This past week I was honored to participate in two benefit evenings for two different theater companies in New York City. On any given Sunday or Monday evening in the city you can find an event like this—a gala or benefit of some sort that honors a theatrical luminary in an effort to bring attention to the organization that sponsors the evening. Oftentimes, actors will be invited to sing a song or say a few words in recognition of the honoree. I was asked to do just this for Gerald Freedman who was being honored by Sonnet Rep and for Marvin Hamlisch being honored by Encompass New Opera Theater.
For the Sonnet Rep benefit I was asked to sing a beautiful rendition of a Shakespeare Sonnet set to music by the wonderful Scott Frankel in a duet with Sierra Boggess. The evening was quite an event, with the likes of Patti LuPone, Kevin Kline, Mandy Patinkin and Austin Pendleton all present to sing their praises, as it were, to their esteemed colleague and teacher Gerald Freedman.
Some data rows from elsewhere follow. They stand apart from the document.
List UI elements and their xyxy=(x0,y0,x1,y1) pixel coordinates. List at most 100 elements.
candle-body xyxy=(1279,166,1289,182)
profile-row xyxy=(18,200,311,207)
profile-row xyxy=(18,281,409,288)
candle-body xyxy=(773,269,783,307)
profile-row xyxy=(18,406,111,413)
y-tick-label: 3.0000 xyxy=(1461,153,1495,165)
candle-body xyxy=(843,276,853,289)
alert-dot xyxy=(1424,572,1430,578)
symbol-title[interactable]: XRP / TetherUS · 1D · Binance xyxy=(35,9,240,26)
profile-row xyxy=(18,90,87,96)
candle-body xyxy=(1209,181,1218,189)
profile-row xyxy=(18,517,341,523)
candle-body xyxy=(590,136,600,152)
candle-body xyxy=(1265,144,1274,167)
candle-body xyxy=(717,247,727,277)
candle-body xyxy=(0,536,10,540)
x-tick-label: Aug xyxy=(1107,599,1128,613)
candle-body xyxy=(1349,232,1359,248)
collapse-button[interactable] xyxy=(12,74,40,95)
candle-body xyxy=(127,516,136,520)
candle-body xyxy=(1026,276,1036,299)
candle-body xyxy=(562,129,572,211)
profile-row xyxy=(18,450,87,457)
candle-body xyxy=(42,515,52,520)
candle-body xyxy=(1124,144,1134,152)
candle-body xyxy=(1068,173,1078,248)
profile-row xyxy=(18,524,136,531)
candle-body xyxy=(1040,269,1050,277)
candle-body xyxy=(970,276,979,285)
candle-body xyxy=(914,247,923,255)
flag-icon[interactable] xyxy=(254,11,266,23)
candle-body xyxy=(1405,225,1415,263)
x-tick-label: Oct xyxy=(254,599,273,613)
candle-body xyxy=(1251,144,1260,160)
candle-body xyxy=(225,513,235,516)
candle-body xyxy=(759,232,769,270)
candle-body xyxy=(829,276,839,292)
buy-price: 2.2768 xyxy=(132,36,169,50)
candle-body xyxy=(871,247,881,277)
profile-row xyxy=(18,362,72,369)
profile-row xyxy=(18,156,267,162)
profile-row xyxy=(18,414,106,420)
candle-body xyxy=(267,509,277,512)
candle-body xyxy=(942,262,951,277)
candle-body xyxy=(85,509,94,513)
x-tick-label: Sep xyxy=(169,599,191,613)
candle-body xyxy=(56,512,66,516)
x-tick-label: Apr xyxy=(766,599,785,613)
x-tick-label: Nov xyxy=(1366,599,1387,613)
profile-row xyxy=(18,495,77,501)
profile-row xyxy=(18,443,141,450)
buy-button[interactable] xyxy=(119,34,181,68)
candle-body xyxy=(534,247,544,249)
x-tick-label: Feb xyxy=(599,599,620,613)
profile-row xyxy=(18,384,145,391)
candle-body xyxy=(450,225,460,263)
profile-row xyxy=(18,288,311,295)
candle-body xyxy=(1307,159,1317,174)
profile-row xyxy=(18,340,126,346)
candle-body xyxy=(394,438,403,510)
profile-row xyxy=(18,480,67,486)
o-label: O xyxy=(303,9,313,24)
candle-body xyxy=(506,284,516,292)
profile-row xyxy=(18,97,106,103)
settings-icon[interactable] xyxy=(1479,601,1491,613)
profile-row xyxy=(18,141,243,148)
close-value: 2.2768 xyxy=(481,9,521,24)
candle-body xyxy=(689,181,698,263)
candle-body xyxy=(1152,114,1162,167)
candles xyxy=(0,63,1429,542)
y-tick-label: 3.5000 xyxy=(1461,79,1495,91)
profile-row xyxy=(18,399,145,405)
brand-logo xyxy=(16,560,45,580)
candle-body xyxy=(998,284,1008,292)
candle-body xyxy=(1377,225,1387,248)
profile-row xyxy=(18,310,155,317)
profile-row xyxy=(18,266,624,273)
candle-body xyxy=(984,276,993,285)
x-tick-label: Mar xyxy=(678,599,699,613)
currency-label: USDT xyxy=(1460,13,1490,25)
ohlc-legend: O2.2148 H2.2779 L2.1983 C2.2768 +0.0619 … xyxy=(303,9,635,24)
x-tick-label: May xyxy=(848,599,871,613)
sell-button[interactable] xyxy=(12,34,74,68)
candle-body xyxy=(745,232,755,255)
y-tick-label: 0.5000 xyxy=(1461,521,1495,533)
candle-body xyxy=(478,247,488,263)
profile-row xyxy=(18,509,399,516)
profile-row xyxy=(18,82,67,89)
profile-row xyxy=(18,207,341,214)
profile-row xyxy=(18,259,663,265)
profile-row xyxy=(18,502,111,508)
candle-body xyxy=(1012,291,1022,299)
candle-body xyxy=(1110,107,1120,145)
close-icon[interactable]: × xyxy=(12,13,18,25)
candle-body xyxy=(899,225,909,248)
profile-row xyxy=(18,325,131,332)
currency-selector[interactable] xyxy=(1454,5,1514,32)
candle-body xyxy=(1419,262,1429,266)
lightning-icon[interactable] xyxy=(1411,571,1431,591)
I have never met Gerald Freedman. I’m embarrassed to say the only thing I knew about him was that he ran the Great Lakes Theater Festival for some time in Cleveland, Ohio. His list of accomplishments and contributions to the theater is overwhelming. So it was a stunning education for me as one by one, Ms. LuPone, Mssrs. Kline, Patinkin and Pendleton (among many others) all got up to speak, quite beautifully and personally, on how this one man had changed their lives and taught them volumes if not everything they knew about the theater.
Marvin Hamlisch, I am lucky to say, I do know. I worked with him on the Broadway musical Sweet Smell of Success. At last evening’s benefit, the one and only Sheldon Harnick described Marvin as American Theatrical Royalty (even though, as Marvin described as only he could, with 3 Oscars and a Pulitzer it’s still impossible to hail a cab on a rainy Saturday evening, royalty and all). This is not an exaggeration. Marvin is possibly the most gifted musician I have ever met, and his contribution to the American stage is invaluable and undeniable.
But what stands out from these two experiences for me is something that Marvin said last night as he accepted his lifetime achievement award. To paraphrase: to be able to have a career and accomplish something in your field is one thing, but to do it and maintain and foster friendships over the years is the only thing that really matters.
Gerald Freedman and Marvin Hamlisch were lauded by true friends this past week, by friends that have gone on to make names for themselves in the theater. And to hear them speak in such glowing terms about Marvin and Gerald, not only about their remarkable creative contributions but also their character, generosity and kindness as individuals is a great lesson.
While Sonnet Rep and Encompass New Opera Theater no doubt achieved their goal of honoring great individuals in the form of a benefit evening, I’m happy to conclude that from what I learned from these two theater titans, the benefit was all mine.